Green Party Leader David Coon says it's impossible, when the legislature isn't sitting, to reconcile Higgs's claim in November with the report.

"It's still a big black box without us being able to dig into this at the legislative assembly and get the numbers out," he says.

"This government is trying to spend the bare minimum on addressing COVID and is leaving the vast majority of expenditures to the federal government."

Higgs also pushed back in November on Liberal calls to spend more by pointing to the province's relatively low COVID-19 case rates and its improving economic indicators.

Atlantic comparisons

But other Atlantic provinces that have similarly good case numbers are spending more. Compared to New Brunswick's $7,500 per person, Nova Scotia is spending $8,500, Prince Edward Island is spending $8,600 and Newfoundland and Labrador is spending $9,180.

Melanson says he believes Higgs is leaving some federal money on the table because the programs would require matching provincial dollars the premier doesn't want to spend.

Last week, Higgs announced new $5,000 grants for businesses affected for at least a week by red and orange-phase restrictions between early October and the end of March.

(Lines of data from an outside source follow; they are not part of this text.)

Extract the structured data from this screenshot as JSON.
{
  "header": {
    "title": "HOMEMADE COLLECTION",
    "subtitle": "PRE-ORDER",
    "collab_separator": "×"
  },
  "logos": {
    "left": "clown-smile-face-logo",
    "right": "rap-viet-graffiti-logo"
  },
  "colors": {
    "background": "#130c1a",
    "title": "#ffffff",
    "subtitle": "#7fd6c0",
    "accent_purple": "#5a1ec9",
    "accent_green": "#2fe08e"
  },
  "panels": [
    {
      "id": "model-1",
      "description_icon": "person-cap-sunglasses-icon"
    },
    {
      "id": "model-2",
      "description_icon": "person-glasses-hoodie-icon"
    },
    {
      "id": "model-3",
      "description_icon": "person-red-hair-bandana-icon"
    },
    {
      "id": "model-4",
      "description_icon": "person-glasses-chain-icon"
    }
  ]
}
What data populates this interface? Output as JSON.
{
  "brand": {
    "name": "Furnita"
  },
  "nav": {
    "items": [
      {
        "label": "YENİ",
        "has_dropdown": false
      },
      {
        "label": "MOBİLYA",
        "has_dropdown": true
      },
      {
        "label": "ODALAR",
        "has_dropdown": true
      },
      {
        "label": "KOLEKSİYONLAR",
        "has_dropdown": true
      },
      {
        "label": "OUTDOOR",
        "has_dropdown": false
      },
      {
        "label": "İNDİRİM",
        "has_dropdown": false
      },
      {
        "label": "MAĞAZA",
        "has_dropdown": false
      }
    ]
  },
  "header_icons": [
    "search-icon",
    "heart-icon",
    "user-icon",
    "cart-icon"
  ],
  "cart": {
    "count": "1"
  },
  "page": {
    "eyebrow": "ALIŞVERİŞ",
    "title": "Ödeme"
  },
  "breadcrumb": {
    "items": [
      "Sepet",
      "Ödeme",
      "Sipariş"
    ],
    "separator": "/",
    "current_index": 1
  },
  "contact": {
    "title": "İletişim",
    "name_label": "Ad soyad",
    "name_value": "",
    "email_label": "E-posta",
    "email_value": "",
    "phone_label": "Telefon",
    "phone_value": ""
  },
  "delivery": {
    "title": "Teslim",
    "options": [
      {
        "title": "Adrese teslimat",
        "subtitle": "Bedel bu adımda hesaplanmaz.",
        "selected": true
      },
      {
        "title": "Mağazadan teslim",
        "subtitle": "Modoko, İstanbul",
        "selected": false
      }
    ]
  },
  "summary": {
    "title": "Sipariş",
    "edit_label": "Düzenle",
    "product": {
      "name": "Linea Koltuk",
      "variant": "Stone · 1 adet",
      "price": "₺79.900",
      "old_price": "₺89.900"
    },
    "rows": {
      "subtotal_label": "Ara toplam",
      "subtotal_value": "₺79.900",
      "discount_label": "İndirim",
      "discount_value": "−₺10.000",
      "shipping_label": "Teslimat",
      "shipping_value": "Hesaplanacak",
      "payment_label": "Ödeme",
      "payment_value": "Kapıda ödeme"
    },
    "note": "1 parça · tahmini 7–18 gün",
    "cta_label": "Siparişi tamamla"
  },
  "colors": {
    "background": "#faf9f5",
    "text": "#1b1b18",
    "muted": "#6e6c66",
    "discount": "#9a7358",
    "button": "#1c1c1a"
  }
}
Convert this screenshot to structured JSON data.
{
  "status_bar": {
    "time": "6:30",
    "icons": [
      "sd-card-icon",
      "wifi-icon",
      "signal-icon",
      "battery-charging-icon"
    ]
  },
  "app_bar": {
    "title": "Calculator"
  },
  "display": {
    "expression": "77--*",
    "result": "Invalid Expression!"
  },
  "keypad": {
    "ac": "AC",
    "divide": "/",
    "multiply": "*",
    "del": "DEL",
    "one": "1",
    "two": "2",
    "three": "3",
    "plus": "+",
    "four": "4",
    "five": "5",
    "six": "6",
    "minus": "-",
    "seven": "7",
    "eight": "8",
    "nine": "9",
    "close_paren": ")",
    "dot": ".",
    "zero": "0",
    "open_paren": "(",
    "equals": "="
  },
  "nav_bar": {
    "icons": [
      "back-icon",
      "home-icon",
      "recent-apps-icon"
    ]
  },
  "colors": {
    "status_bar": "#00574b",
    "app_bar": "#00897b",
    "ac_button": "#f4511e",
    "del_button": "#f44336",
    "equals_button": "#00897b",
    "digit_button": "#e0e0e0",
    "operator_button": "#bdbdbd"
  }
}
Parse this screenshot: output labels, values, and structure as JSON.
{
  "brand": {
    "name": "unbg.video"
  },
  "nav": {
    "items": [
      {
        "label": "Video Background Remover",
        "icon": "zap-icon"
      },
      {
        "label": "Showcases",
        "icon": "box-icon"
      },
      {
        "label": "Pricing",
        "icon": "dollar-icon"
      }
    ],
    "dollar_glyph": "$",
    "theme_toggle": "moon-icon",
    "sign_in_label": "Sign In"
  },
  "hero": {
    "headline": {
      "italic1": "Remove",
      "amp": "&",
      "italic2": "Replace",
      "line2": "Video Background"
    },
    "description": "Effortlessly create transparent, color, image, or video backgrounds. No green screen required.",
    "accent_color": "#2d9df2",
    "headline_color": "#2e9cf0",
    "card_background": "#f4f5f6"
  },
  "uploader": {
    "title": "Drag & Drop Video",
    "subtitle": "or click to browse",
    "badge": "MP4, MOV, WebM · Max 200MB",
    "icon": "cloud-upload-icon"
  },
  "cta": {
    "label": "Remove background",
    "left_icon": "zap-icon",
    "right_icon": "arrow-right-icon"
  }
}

Those grants are not accounted for in the report.

"This program is funded entirely by the provincial government," McNeil said.

In December, after months of sparring with the federal government and opposition parties over unclaimed infrastructure dollars intended to help the pandemic-hampered economy, the province began approving projects in its capital budget.

Those projects, including the refurbishment of a 19th-century Fredericton building that houses legislature offices and the legislative press gallery, are 80 per cent funded by Ottawa under a "resilience" stream of the Canadian Infrastructure Fund.

Both of those recent spending initiatives are too recent to have been included in the numbers Macdonald used.

Wage support also weakest

According to Macdonald's report, New Brunswick has also spent the least of any province on direct COVID-19 programs for individuals, such as wage subsidies.

Last spring the province created the short-term New Brunswick Workers Emergency Income Benefit, which lasted until Ottawa created the Canada Emergency Response Benefit.

New Brunswick has spent $3,300 per person on programs for individuals compared to $3,700 spent by Nova Scotia, $3,600 by Prince Edward Island and $3,800 by Newfoundland and Labrador. Alberta spent the most at $5,500 per person.